06/28/2025
The Thing About Cats (humans misunderstanding)
This Does Not Absolve Your Cat of Their Own Responsibilities.
I never really set out to be a Cat Whisperer. That label gets tossed my way sometimes—usually by friends who ask me to cat-sit or call in a pinch when their feline roommate starts peeing in the wrong place, hiding for days, or delivering dead birds to the bed with unnerving eye contact.
And while I hesitate to claim any special status (because cats would roll their eyes at that anyway), I’ve spent enough time in their presence—on hardwood floors, sun-warmed stoops, and even under porches during rainstorms—to know a few things. Or maybe, more honestly, to have unlearned a few things. Because if there’s one lesson cats keep teaching, it’s this: most of the time, it’s not about the cat. It’s about us.

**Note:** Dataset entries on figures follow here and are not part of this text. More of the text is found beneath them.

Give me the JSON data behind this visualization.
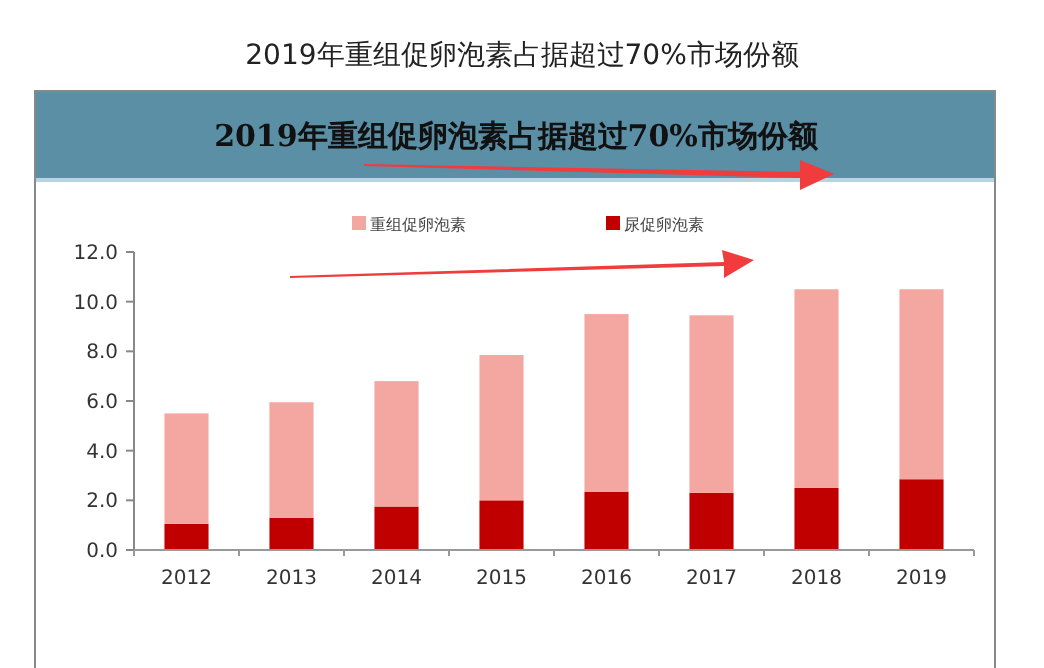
{
  "chart_data": {
    "type": "bar",
    "title": "2019年重组促卵泡素占据超过70%市场份额",
    "subtitle": "2019年重组促卵泡素占据超过70%市场份额",
    "categories": [
      "2012",
      "2013",
      "2014",
      "2015",
      "2016",
      "2017",
      "2018",
      "2019"
    ],
    "stacked": true,
    "series": [
      {
        "name": "尿促卵泡素",
        "color": "#c00000",
        "values": [
          1.05,
          1.3,
          1.75,
          2.0,
          2.35,
          2.3,
          2.5,
          2.85
        ]
      },
      {
        "name": "重组促卵泡素",
        "color": "#f4a7a0",
        "values": [
          4.45,
          4.65,
          5.05,
          5.85,
          7.15,
          7.15,
          8.0,
          7.65
        ]
      }
    ],
    "ylim": [
      0,
      12
    ],
    "yticks": [
      {
        "value": 0,
        "label": "0.0"
      },
      {
        "value": 2,
        "label": "2.0"
      },
      {
        "value": 4,
        "label": "4.0"
      },
      {
        "value": 6,
        "label": "6.0"
      },
      {
        "value": 8,
        "label": "8.0"
      },
      {
        "value": 10,
        "label": "10.0"
      },
      {
        "value": 12,
        "label": "12.0"
      }
    ],
    "grid": false,
    "legend": "top"
  }
}
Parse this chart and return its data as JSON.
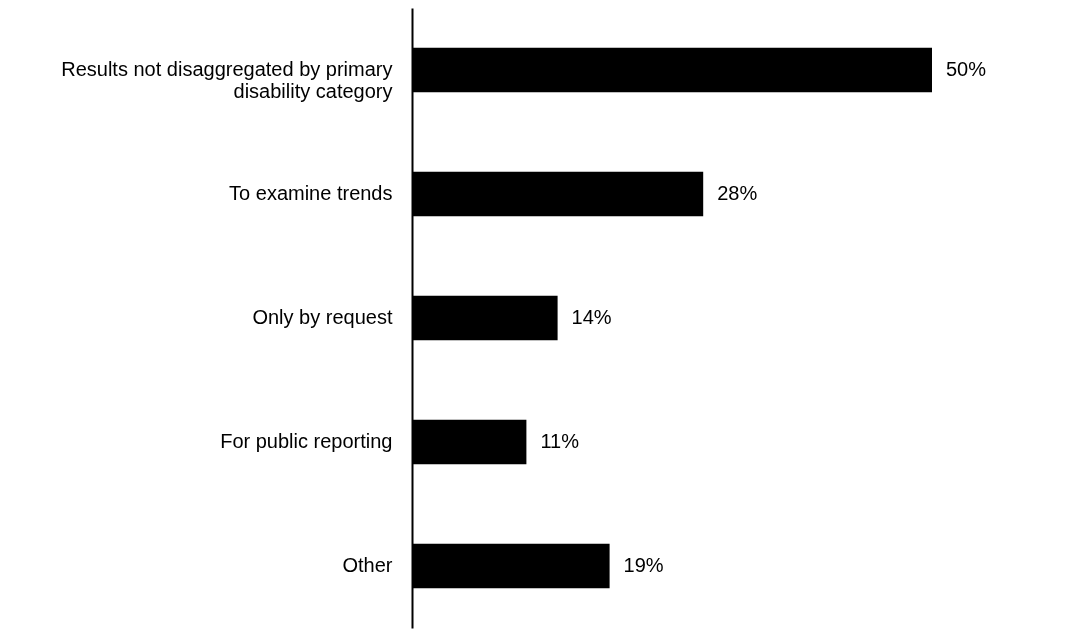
{
  "chart_data": {
    "type": "bar",
    "orientation": "horizontal",
    "categories": [
      "Results not disaggregated by primary disability category",
      "To examine trends",
      "Only by request",
      "For public reporting",
      "Other"
    ],
    "values": [
      50,
      28,
      14,
      11,
      19
    ],
    "value_labels": [
      "50%",
      "28%",
      "14%",
      "11%",
      "19%"
    ],
    "color": "#000000"
  }
}
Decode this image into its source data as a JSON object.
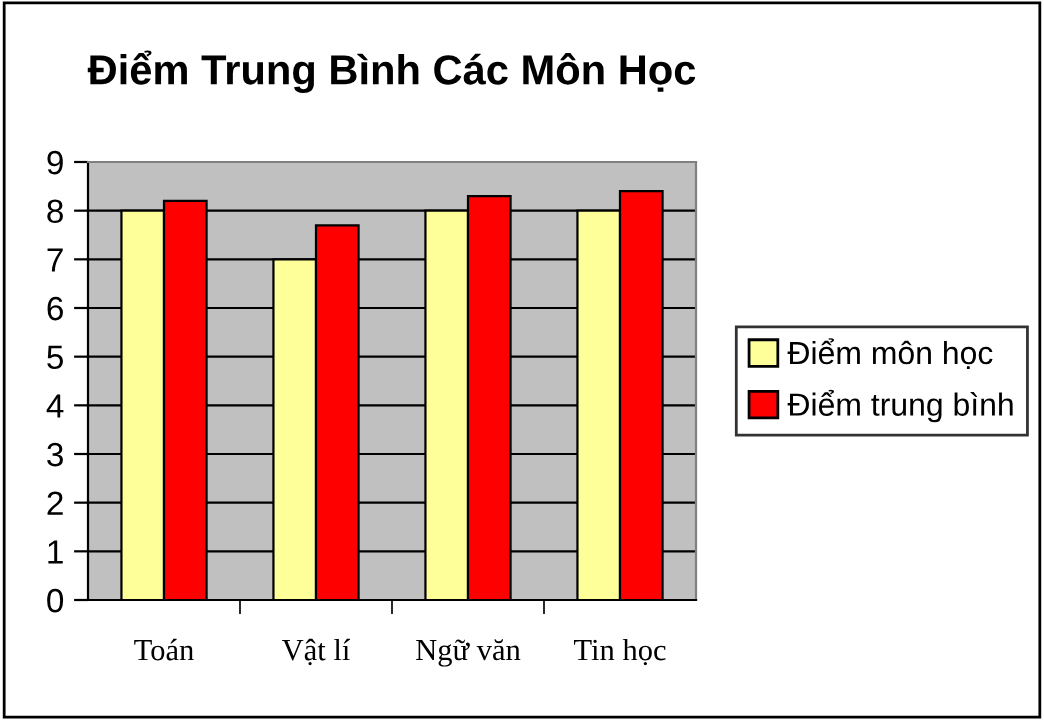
{
  "chart_data": {
    "type": "bar",
    "title": "Điểm Trung Bình Các Môn Học",
    "categories": [
      "Toán",
      "Vật lí",
      "Ngữ văn",
      "Tin học"
    ],
    "series": [
      {
        "name": "Điểm môn học",
        "color": "#ffff99",
        "values": [
          8,
          7,
          8,
          8
        ]
      },
      {
        "name": "Điểm trung bình",
        "color": "#ff0000",
        "values": [
          8.2,
          7.7,
          8.3,
          8.4
        ]
      }
    ],
    "ylim": [
      0,
      9
    ],
    "yticks": [
      0,
      1,
      2,
      3,
      4,
      5,
      6,
      7,
      8,
      9
    ],
    "grid": "y",
    "legend": "right"
  }
}
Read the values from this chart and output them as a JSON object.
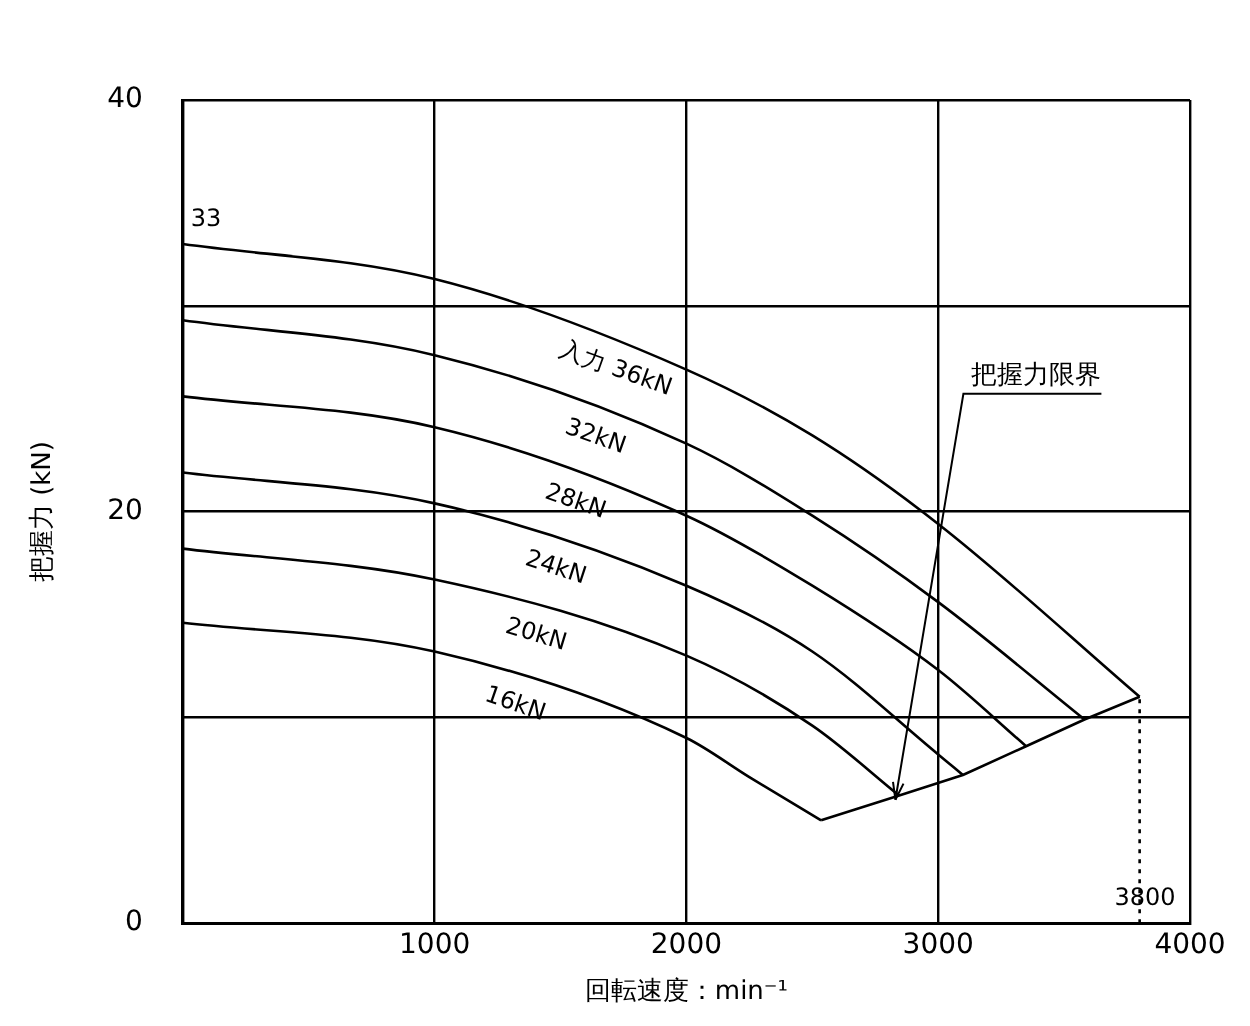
{
  "chart_data": {
    "type": "line",
    "xlabel": "回転速度：min⁻¹",
    "ylabel": "把握力 (kN)",
    "xlim": [
      0,
      4000
    ],
    "xticks": [
      {
        "value": 0,
        "label": null
      },
      1000,
      2000,
      3000,
      4000
    ],
    "ylim": [
      0,
      40
    ],
    "yticks": [
      0,
      {
        "value": 10,
        "label": null
      },
      20,
      {
        "value": 30,
        "label": null
      },
      40
    ],
    "grid": true,
    "marker": "none",
    "line_style": "solid",
    "series": [
      {
        "name": "入力 36kN",
        "color": "#000000",
        "x": [
          0,
          1000,
          2000,
          2500,
          3000,
          3800
        ],
        "values": [
          33,
          31.3,
          26.9,
          23.7,
          19.4,
          11.0
        ]
      },
      {
        "name": "32kN",
        "color": "#000000",
        "x": [
          0,
          1000,
          2000,
          2500,
          3000,
          3581
        ],
        "values": [
          29.3,
          27.6,
          23.3,
          19.8,
          15.6,
          9.9
        ]
      },
      {
        "name": "28kN",
        "color": "#000000",
        "x": [
          0,
          1000,
          2000,
          2500,
          3000,
          3349
        ],
        "values": [
          25.6,
          24.1,
          19.8,
          16.4,
          12.3,
          8.6
        ]
      },
      {
        "name": "24kN",
        "color": "#000000",
        "x": [
          0,
          1000,
          2000,
          2500,
          3000,
          3098
        ],
        "values": [
          21.9,
          20.4,
          16.4,
          13.2,
          8.2,
          7.2
        ]
      },
      {
        "name": "20kN",
        "color": "#000000",
        "x": [
          0,
          1000,
          2000,
          2500,
          2845
        ],
        "values": [
          18.2,
          16.7,
          13.0,
          9.6,
          6.2
        ]
      },
      {
        "name": "16kN",
        "color": "#000000",
        "x": [
          0,
          1000,
          2000,
          2250,
          2535
        ],
        "values": [
          14.6,
          13.2,
          9.0,
          7.1,
          5.0
        ]
      },
      {
        "color": "#000000",
        "x": [
          2535,
          2845,
          3098,
          3349,
          3581,
          3800
        ],
        "values": [
          5.0,
          6.2,
          7.2,
          8.6,
          9.9,
          11.0
        ]
      },
      {
        "color": "#000000",
        "line_style": "dotted",
        "x": [
          3800,
          3800
        ],
        "values": [
          0,
          11.0
        ]
      }
    ],
    "annotations": [
      {
        "text": "33",
        "x": 0,
        "y": 33
      },
      {
        "text": "3800",
        "x": 3800,
        "y": 0
      },
      {
        "text": "把握力限界",
        "x": 2830,
        "y": 6.0
      }
    ]
  }
}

The thing about cats (and the humans misunderstanding them) is that we keep trying to make them behave like dogs. Or like tiny humans. Or like mirrors of our own unspoken longings. But cats, bless them, resist those projections. It’s not personal—they’re just not built for that kind of codependence.
Dogs evolved to serve. Cats evolved to rule. Or, more accurately, to be—in ways we haven’t always known how to respect.
And yet, they can live stunningly long, healthy lives when they’re allowed to keep that wildness. Jake Perry’s famous cats—Grandpa Rex and Creme Puff—lived into their 30s. Not because they were pampered in the conventional way, but because they were loved wildly and weirdly, with broccoli, turkey, eggs, and a splash of red wine every few days (which… I’m not necessarily recommending, but it does raise an eyebrow, doesn’t it?).
Right now, I’m cat-sitting a 22-year-old farm cat. He’s half-blind, half-outdoors, and fully content. He’s lived through fox raids and coyote standoffs. And yet he purrs into my chest like we’ve shared a hundred lifetimes. That kind of resilience doesn’t come from vet visits and the right kibble alone. It comes from environment. From attachment. From knowing how to live with a human who listens.
Which brings me to the point: if you want to really know your cat, you’ll have to unlearn some of the human stuff. You’ll need to check your projections at the door—your need to be liked, to be needed, to be obeyed. Cats won’t coddle your emotional shortcuts. But they will teach you to be still. To listen. To show up.
And maybe, if you’re lucky, they’ll trust you enough to make eye contact in a moment of true feline grace. It might not look like a gift. But it is.